Police showed up to a secret screening of a banned documentary about slain environmental activist Chut Wutty in Phnom Penh last night, but the film had ended by the time they moved to shut it down, organizers said.
Several dozen students, monks and activists crammed onto the covered rooftop of the Solidarity House in Sen Sok district—which serves as the headquarters of the Cambodian Youth Network (CYN) and the Coalition of Cambodian Farmers Community—at about 5 p.m. for a clandestine screening of “I am Chut Wutty.”
Before the film began, director Fran Lambrick, Chut Wutty’s son Cheuy Oudom Reaksmey and activist monk But Buntenh paid homage to the environmental campaigner on the fourth anniversary of his death and criticized the Culture Ministry’s decision to ban the film about his life.
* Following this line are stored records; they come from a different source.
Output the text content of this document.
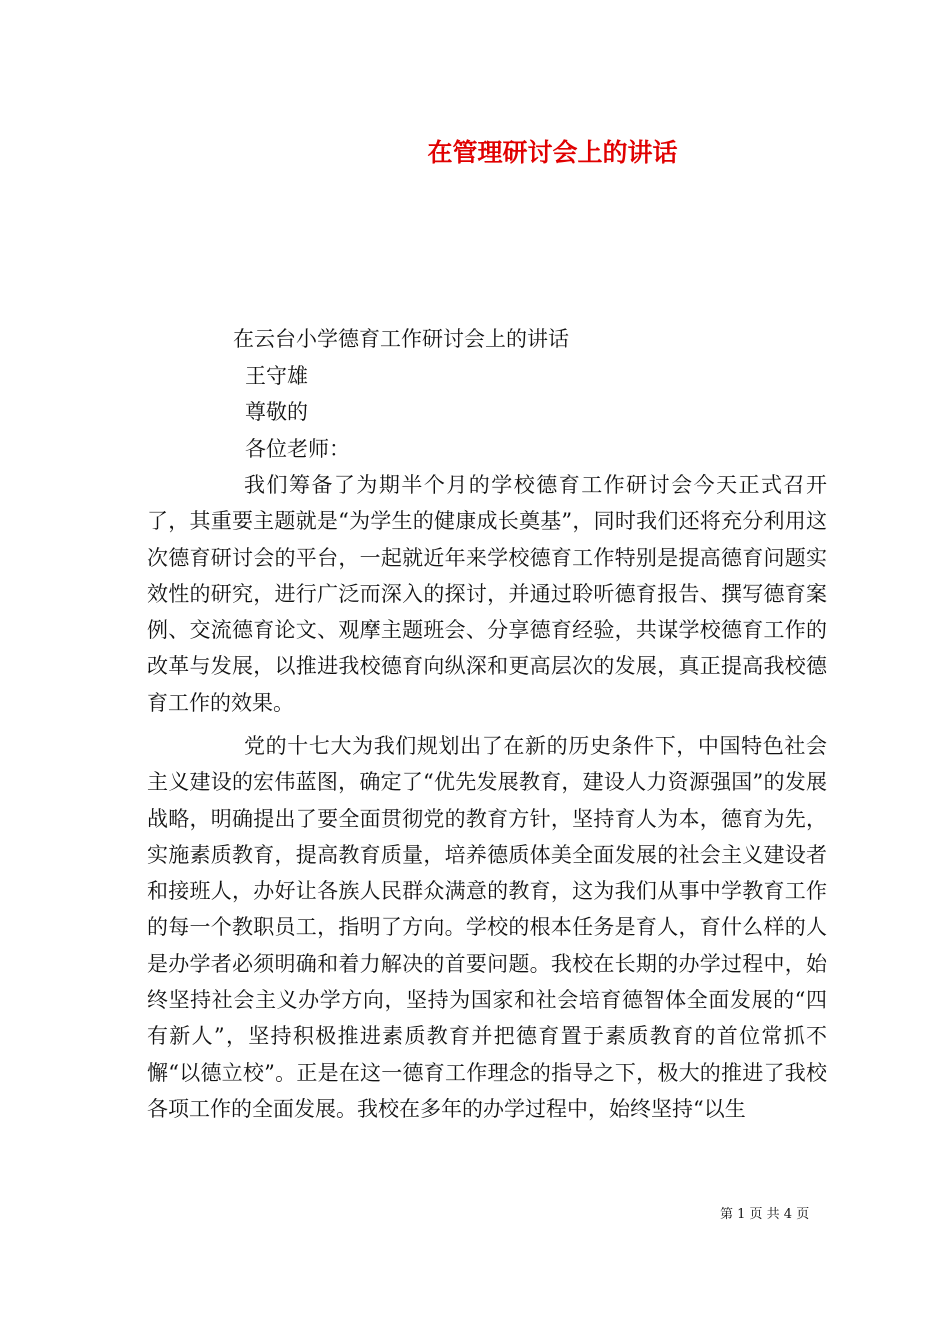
在管理研讨会上的讲话
在云台小学德育工作研讨会上的讲话
王守雄
尊敬的
各位老师：

我们筹备了为期半个月的学校德育工作研讨会今天正式召开了，其重要主题就是“为学生的健康成长奠基”，同时我们还将充分利用这次德育研讨会的平台，一起就近年来学校德育工作特别是提高德育问题实效性的研究，进行广泛而深入的探讨，并通过聆听德育报告、撰写德育案例、交流德育论文、观摩主题班会、分享德育经验，共谋学校德育工作的改革与发展，以推进我校德育向纵深和更高层次的发展，真正提高我校德育工作的效果。

党的十七大为我们规划出了在新的历史条件下，中国特色社会主义建设的宏伟蓝图，确定了“优先发展教育，建设人力资源强国”的发展战略，明确提出了要全面贯彻党的教育方针，坚持育人为本，德育为先，实施素质教育，提高教育质量，培养德质体美全面发展的社会主义建设者和接班人，办好让各族人民群众满意的教育，这为我们从事中学教育工作的每一个教职员工，指明了方向。学校的根本任务是育人，育什么样的人是办学者必须明确和着力解决的首要问题。我校在长期的办学过程中，始终坚持社会主义办学方向，坚持为国家和社会培育德智体全面发展的“四有新人”，坚持积极推进素质教育并把德育置于素质教育的首位常抓不懈“以德立校”。正是在这一德育工作理念的指导之下，极大的推进了我校各项工作的全面发展。我校在多年的办学过程中，始终坚持“以生

第 1 页 共 4 页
Chut Wutty was shot dead on April 26, 2012, during an argument with military police while investigating illegal logging in Koh Kong province. An official investigation concluded that military police officer In Ratana killed the activist before being accidentally shot by another officer, who was eventually exonerated.
“If the showing of the documentary affects the honor [of the government] because they did not ask permission from the ministry,” But Buntenh said, “when Chut Wutty was killed, where was the ministry?”
After the speeches had finished, the lights were dimmed and the film was projected onto an outdoor wall.
But about halfway through the hourlong film, some 20 district police officers and local officials entered the building and began asking questions about the screening, said CYN deputy director Sar Mory.
When efforts to persuade the police to allow the screening failed, the officers climbed the stairs to the rooftop to shut it down, according to Mr. Mory, but by then the film had already ended.
“They said we did not inform them in advance and we did not ask permission from authorities. They said, ‘If something happens who will take responsibility?’” he said.
Police and district officials declined to comment.